GPU Detection Failure Across 20–50% of Workers — Months of Unresolved Issues
Hey.
This is becoming ridiculous. I’ve been having recurring issues with your platform for months now, and things are only getting worse.
I’ve already sent emails, opened multiple Discord threads, and every time it ends the same way — someone acknowledges there’s a problem (“ah yes, we have an issue”), and then support completely disappears. No follow-up, no fix.
Right now, around 20% of my serverless workers and 50% of my pod workers (with 5090s) fail to even detect the GPU.
And it’s not just new deployments — even older endpoints I haven’t touched for months are now showing the same problem for no reason.
Yet these broken workers still run and get billed as if everything’s fine.
At this point, I really need a proper answer and a real fix, not another acknowledgment that goes nowhere.
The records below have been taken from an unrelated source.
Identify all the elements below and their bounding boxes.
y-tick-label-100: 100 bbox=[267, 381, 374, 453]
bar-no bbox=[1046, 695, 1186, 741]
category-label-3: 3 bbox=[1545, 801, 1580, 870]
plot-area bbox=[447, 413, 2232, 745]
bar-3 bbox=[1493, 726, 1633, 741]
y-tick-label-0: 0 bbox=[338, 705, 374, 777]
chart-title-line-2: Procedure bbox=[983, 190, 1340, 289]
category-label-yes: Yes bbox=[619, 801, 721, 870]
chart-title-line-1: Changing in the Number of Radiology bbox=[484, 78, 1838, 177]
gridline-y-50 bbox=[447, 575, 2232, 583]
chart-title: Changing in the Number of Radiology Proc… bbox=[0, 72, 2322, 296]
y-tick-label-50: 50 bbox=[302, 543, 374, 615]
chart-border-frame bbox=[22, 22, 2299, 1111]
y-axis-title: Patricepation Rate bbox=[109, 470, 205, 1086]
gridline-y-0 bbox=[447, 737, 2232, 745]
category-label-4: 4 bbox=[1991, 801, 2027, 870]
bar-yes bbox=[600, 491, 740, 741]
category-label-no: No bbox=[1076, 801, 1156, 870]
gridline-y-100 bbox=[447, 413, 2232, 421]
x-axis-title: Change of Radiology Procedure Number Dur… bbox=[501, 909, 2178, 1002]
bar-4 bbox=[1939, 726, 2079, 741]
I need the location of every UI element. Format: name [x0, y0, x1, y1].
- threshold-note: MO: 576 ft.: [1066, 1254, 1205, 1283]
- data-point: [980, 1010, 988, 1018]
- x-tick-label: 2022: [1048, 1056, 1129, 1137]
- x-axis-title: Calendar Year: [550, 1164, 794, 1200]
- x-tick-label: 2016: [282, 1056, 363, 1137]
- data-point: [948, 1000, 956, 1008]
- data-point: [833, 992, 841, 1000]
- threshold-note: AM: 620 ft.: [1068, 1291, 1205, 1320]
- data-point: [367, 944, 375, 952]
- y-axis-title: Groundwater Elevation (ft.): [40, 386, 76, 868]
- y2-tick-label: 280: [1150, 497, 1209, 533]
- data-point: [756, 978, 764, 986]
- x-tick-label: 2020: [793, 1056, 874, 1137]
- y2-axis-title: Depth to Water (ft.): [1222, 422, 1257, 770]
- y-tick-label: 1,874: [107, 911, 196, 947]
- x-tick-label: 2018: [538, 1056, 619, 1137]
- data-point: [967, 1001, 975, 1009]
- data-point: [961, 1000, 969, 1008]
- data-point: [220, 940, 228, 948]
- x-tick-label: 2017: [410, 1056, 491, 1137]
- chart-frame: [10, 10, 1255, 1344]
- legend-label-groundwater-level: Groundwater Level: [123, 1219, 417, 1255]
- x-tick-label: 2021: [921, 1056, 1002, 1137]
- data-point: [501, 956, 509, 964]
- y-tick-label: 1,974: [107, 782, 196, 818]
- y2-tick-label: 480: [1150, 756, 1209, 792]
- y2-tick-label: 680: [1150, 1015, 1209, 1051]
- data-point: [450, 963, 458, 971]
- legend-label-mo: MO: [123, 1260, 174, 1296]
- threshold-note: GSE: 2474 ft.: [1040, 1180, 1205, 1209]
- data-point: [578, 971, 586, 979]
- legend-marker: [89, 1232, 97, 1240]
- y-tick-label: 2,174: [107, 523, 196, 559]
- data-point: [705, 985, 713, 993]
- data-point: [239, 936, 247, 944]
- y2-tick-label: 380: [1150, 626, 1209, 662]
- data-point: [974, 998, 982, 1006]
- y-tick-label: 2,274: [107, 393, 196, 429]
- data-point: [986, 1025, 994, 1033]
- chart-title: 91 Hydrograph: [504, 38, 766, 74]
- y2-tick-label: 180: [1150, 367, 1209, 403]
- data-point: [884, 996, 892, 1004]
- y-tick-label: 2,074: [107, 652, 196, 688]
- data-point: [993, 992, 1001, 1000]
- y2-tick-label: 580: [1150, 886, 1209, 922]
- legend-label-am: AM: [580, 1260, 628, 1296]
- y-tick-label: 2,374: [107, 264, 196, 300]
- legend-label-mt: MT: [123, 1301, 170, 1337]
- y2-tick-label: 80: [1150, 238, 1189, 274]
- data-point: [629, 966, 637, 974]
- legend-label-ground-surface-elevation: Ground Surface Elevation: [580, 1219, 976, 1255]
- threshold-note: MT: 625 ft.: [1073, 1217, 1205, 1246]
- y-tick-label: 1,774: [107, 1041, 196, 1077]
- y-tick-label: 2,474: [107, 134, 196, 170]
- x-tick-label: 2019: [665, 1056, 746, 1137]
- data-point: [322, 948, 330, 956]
some workers: hrrlqaxc0ypjfw / anqfwfwcy6xl2y / d4ltn8919nuo0q

4 Replies
@WeamonZ
Escalated To Zendesk
The thread has been escalated to Zendesk!
Ticket ID: #25331
Hmm?
It worked fine for me yesterday
Total 280 5090 pods only 4 failed
And they were on community cloud
Btw those errors did happen to me
@riverfog7 I'm only using secure cloud and serverless
And this happens multiple times a day when booting
And in my dev serverless worker, it happens up to 10 times a day. On a single endpoint. On 2 max workers...
-----
By the way, when this happens the worker stays UP EVEN AFTER THE TIMEOUT LIMIT, AND is being charged
did you open a ticket?
maybe support has something to say about it
contact them with the pod id (or worker id) of the problematic machine
as a workaround you can explicitly kill the worker if it fails to detect a cuda gpu
https://ptb.discord.com/channels/912829806415085598/1414830813127770152/1428632653946687540
as mentioned here workerid = podid
runpodctl remove pod ${RUNPOD_POD_ID}
works with serverless workers too